I have a Mesmerize Running AS 10.5. Any help would be greatly appreciated!


----------



## Gonzo (Oct 13, 2011)

it is the kernel twisty. 10.5 has the latest version of the lean kernel and it has video playback issues. you can either download mobo player from the market or you can downgrade the kernel. i am currently running v1.5.1 of the kernel in 10.6 and it is working good, so it should work good in 10.5 as well. all you have to do is download the zip file for the version you want to your sd card and flash it over awesome sauce in CwM recovery. i don't know if it is important when flashing a kernel, but i always disable lagfix and reboot before i flash anything. you can find the kernel files in this link
http://rootzwiki.com...el-v201-111711/


----------



## Twisty79 (Nov 8, 2011)

Quote<all you have to do is download the zip file for the version you want to your sd card and flash it over awesome sauce in CwM recovery. i don't know if it is important when flashing a kernel, but i always disable lagfix and reboot before i flash anything. >Quote

Thanks for the timely response.
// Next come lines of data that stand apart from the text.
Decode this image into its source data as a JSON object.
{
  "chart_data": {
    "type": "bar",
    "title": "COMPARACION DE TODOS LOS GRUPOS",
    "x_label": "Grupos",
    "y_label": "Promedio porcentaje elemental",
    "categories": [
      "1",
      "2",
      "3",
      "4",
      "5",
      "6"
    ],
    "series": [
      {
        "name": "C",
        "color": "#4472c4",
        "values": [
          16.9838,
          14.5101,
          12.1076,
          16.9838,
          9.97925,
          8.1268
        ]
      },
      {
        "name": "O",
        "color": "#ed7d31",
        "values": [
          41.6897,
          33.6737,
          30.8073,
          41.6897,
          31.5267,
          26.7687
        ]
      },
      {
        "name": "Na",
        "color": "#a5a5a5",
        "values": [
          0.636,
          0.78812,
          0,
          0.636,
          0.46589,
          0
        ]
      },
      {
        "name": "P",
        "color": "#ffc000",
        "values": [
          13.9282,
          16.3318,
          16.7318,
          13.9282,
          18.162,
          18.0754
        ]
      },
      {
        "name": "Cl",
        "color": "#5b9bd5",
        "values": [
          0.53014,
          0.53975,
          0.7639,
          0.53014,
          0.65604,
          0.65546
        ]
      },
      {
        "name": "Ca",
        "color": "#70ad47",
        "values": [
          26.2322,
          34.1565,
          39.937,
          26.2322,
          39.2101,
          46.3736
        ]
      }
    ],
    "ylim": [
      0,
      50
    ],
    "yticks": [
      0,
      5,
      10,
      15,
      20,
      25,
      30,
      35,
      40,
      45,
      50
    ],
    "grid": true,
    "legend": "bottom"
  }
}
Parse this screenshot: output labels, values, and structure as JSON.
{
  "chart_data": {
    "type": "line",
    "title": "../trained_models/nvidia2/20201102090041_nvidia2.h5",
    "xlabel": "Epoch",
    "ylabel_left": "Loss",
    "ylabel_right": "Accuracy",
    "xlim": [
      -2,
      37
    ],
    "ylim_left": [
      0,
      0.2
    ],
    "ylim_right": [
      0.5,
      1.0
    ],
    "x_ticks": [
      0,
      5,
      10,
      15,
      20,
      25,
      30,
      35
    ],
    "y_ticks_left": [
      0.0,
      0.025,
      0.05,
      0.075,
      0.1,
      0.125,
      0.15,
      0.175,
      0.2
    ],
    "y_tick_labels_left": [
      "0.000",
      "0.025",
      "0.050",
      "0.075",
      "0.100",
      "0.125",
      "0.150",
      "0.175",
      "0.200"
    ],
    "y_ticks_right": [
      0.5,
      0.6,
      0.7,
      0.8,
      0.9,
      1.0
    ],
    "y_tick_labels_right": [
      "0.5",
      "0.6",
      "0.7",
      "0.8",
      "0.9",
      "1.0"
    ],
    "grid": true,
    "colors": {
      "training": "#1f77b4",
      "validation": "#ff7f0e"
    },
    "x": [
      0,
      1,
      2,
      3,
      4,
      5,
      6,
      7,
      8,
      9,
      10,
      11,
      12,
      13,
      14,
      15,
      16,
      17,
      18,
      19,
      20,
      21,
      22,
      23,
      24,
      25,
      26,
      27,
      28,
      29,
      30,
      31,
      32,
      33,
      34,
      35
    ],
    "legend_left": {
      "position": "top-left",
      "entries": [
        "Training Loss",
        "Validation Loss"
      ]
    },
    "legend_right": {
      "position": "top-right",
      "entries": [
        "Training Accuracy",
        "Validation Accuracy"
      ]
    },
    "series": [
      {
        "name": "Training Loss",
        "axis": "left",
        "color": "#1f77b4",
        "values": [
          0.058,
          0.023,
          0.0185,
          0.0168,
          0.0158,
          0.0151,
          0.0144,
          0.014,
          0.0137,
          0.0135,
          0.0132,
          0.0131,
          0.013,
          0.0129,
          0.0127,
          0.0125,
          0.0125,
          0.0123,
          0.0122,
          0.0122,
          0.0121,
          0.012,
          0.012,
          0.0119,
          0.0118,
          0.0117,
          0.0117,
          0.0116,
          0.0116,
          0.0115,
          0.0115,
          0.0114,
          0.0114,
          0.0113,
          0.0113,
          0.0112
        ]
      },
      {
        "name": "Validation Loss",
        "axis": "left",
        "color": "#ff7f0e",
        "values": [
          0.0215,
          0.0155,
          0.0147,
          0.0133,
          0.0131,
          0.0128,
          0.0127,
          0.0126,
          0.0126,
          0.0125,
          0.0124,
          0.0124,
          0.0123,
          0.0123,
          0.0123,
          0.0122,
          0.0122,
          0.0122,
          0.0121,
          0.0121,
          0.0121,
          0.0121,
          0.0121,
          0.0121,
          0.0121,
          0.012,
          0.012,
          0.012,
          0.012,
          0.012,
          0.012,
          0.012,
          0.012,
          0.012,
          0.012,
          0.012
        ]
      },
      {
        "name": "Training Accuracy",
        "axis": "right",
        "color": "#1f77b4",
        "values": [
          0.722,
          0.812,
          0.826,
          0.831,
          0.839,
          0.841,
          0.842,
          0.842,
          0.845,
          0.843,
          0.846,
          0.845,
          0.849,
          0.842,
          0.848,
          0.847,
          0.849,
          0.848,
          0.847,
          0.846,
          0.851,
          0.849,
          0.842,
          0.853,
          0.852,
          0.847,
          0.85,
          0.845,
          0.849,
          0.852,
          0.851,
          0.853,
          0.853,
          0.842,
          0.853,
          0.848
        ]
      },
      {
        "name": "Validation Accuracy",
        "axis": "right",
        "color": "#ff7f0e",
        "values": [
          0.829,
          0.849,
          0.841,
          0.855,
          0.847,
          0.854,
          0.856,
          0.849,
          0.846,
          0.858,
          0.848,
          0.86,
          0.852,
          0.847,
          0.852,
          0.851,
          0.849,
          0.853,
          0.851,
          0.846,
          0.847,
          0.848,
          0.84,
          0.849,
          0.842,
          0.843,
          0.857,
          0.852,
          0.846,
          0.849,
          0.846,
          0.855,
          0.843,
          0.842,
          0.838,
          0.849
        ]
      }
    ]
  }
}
I tried the mobo player and did not have any luck.

I am familiar with flashing over AS with the new version, not sure how to successfully remove the old kernel.(had a bad experience with trying to remove old voodoo kernels & had a bad softbrick) please keep it simple as I am extremely new to the world of roms and kernels?

Thanks for the help!


----------



## Gonzo (Oct 13, 2011)

you don't have to remove the old kernel. just go to the link in my last post, scroll down to where it says changelog, and click on the v 1.5.1 link. that will prompt for you to save the zip file for that version of the lean kernel. it would be easier to just download it on your phone straight to the sd card instead of doing it on the pc and transferring it over. once you have the zip file stored on your sd card, you will need to go into recovery and flash it from there like you would a ROM like awesome sauce. for good measure, you should probably disable lagfix if you have it enabled before flashing the kernel to assure it works properly, then re-enable it afterwards. when you flash the kernel zip by itself, the only thing it does is replace the current kernel with the new one, so you shouldn't have any issues with losing data. after you do this, you should be able to playback videos again. i have noticed that a lot of the download links here don't show up properly when using the rootzwiki app on my Mes, so when i want to D/L something directly to my phone, i come here by using the dolphin browser HD with it set to desktop user agent so the full site comes up, and from that i can easily download from here to my sd card in my phone


----------



## Twisty79 (Nov 8, 2011)

Thanks, I just installed AS without downloading Voodoo. So unless it was something which came with it I shouldn't have it......


----------



## Gonzo (Oct 13, 2011)

no problem. just so you know, ASX 10.0.6 has comradseven's kernel built in instead of imoseyon's lean kernel, but it seemed to be slower so i flashed the lean kernel into 10.0.6 instead. actually i think JP said it was a mod he made that was causing it but since i already got the lean kernel and my Mes is flying, i will keep it that way for now. oh, and you should definately look into enabling lagfix because it does make your phone faster


----------



## Twisty79 (Nov 8, 2011)

(know I PM'ed you with my reply but figured Id put it on here so all could read) I opted for Awesome Sauce 10.6 and stuck with the provided kernel which did fix my video issue. The contrast levels have been changed so videos don't appear to be as vivid but helps with battery consumption.

~Side Note~ My work around for the slower response was to download "Spare Parts app" from the market and increase the animations speed. I personally don't notice a speed difference front 10.5 to 10.6 with the animation speed boosted.


----------



## Twisty79 (Nov 8, 2011)

Fixed!


----------